Discussion in 'Embedded Systems and Microcontrollers' started by Twigg, Nov 20, 2015.

  1. Twigg

    Thread Starter New Member

    Jul 25, 2015
    22
    1
    I'm looking for an Arduino or other programmer-free micro-controller board with isolated USB ground. I recently made a bonehead error in the lab where I used an Uno overnight to read off a signal channel I'd amplified by a factor of 250 and had a ground loop from the input ground to the USB plugged into my laptop. I came back in the morning and found the serial data had been going back and forth between 0 (probably was saturating negative) the amp supply rail (5V). That issue's been resolved, but I still want a solution for the next time I need to use an Arduino and don't want to risk damaging my computer because of an oversight.
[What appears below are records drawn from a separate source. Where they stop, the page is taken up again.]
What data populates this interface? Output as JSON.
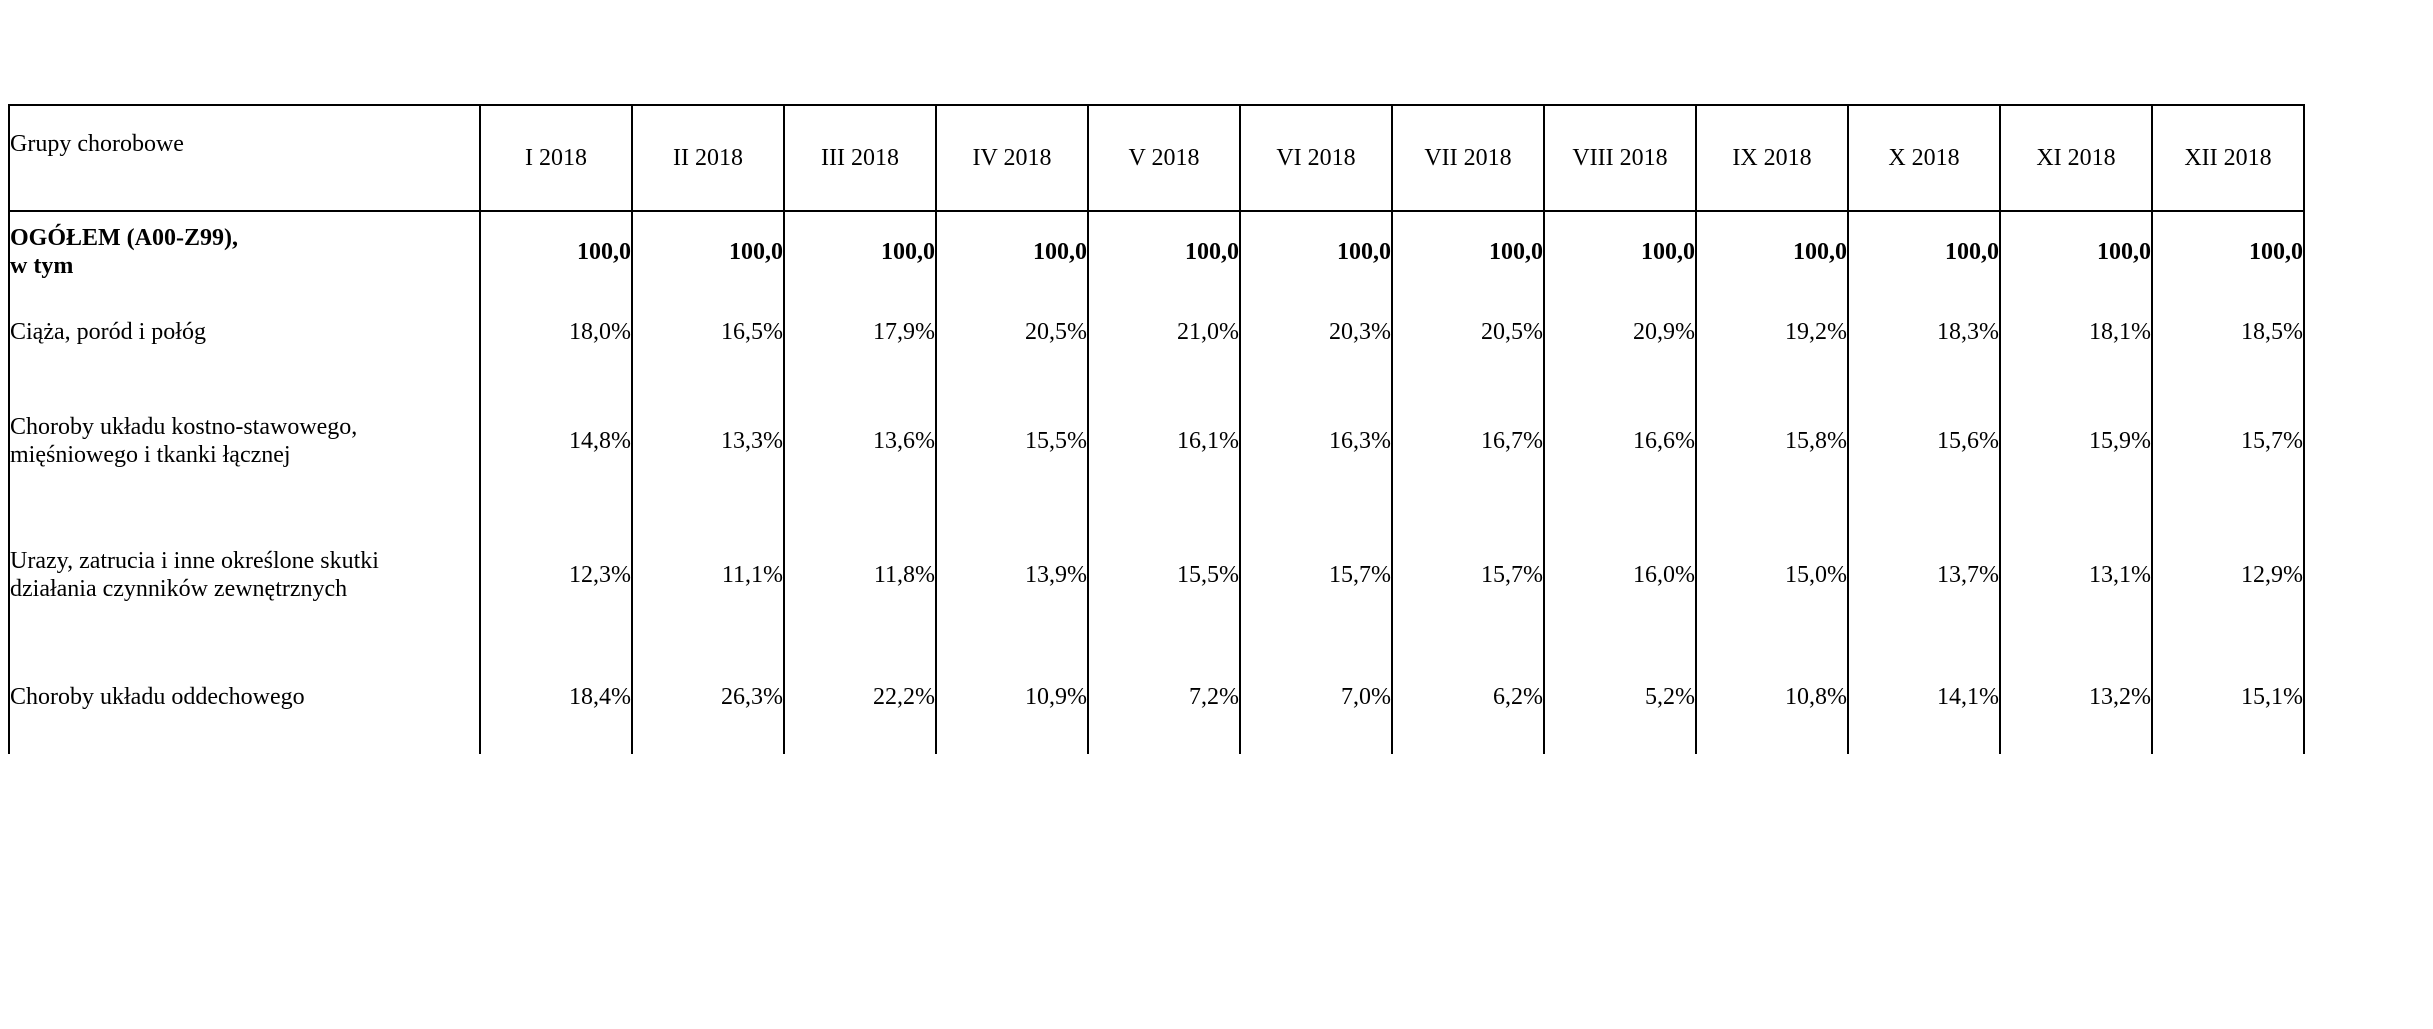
{
  "table": {
    "header_first": "Grupy chorobowe",
    "months": [
      "I 2018",
      "II 2018",
      "III 2018",
      "IV 2018",
      "V 2018",
      "VI 2018",
      "VII 2018",
      "VIII 2018",
      "IX 2018",
      "X 2018",
      "XI 2018",
      "XII 2018"
    ],
    "rows": [
      {
        "label": "OGÓŁEM (A00-Z99),\nw tym",
        "values": [
          "100,0",
          "100,0",
          "100,0",
          "100,0",
          "100,0",
          "100,0",
          "100,0",
          "100,0",
          "100,0",
          "100,0",
          "100,0",
          "100,0"
        ]
      },
      {
        "label": "Ciąża, poród i połóg",
        "values": [
          "18,0%",
          "16,5%",
          "17,9%",
          "20,5%",
          "21,0%",
          "20,3%",
          "20,5%",
          "20,9%",
          "19,2%",
          "18,3%",
          "18,1%",
          "18,5%"
        ]
      },
      {
        "label": "Choroby układu kostno-stawowego,\nmięśniowego i tkanki łącznej",
        "values": [
          "14,8%",
          "13,3%",
          "13,6%",
          "15,5%",
          "16,1%",
          "16,3%",
          "16,7%",
          "16,6%",
          "15,8%",
          "15,6%",
          "15,9%",
          "15,7%"
        ]
      },
      {
        "label": "Urazy, zatrucia i inne określone skutki\ndziałania czynników zewnętrznych",
        "values": [
          "12,3%",
          "11,1%",
          "11,8%",
          "13,9%",
          "15,5%",
          "15,7%",
          "15,7%",
          "16,0%",
          "15,0%",
          "13,7%",
          "13,1%",
          "12,9%"
        ]
      },
      {
        "label": "Choroby układu oddechowego",
        "values": [
          "18,4%",
          "26,3%",
          "22,2%",
          "10,9%",
          "7,2%",
          "7,0%",
          "6,2%",
          "5,2%",
          "10,8%",
          "14,1%",
          "13,2%",
          "15,1%"
        ]
      }
    ]
  }
}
What I'd really like is an Arduino (or other programmer-free micro controller) with an ADuM4160 or equivalent device built-in out of the box. This kit is the closest thing I've found so far, but I'd rather not spend $33 on the isolator plus $25-35 on an Arduino to have them be two loose boards with a dedicated cable. Is there a board that puts 'em together? Would I be better off making it myself? Alternatives? Thanks!
     
  2. shteii01

    AAC Fanatic!

    Feb 19, 2010
    3,386
    496
    Uno has "translator" chip that translates UART into USB. So you can "sort of" say that uC is isolated. You have ATmega328P to ATmega16U2 to PC. As you can see the uC is never directly connected to PC.
     
  3. Twigg

    Thread Starter New Member

    Jul 25, 2015
    22
    1
    Ok, that makes sense. Thanks.
    Still that wouldn't isolate the grounds, would it? Based on that, the PC should be safe, and plus it looks like from the official site that they put some sort of fuse in too. I still don't like the idea of having the USB ground coming off a laptop and the ATMEGA ADC ground being tied together. Seems like it'd be really noisy and bad in this kind of scenario where I was looking for a signal at less than 10mV before amplification. I guess then it's the Arduino that's under stress from the excess voltage. Before removing the ground loop, I had a PuTTY session going showing that the analogRead was showing 1023 and 0 off and on and random times during the night. After removing the ground loop, it read a stable 500+/-10.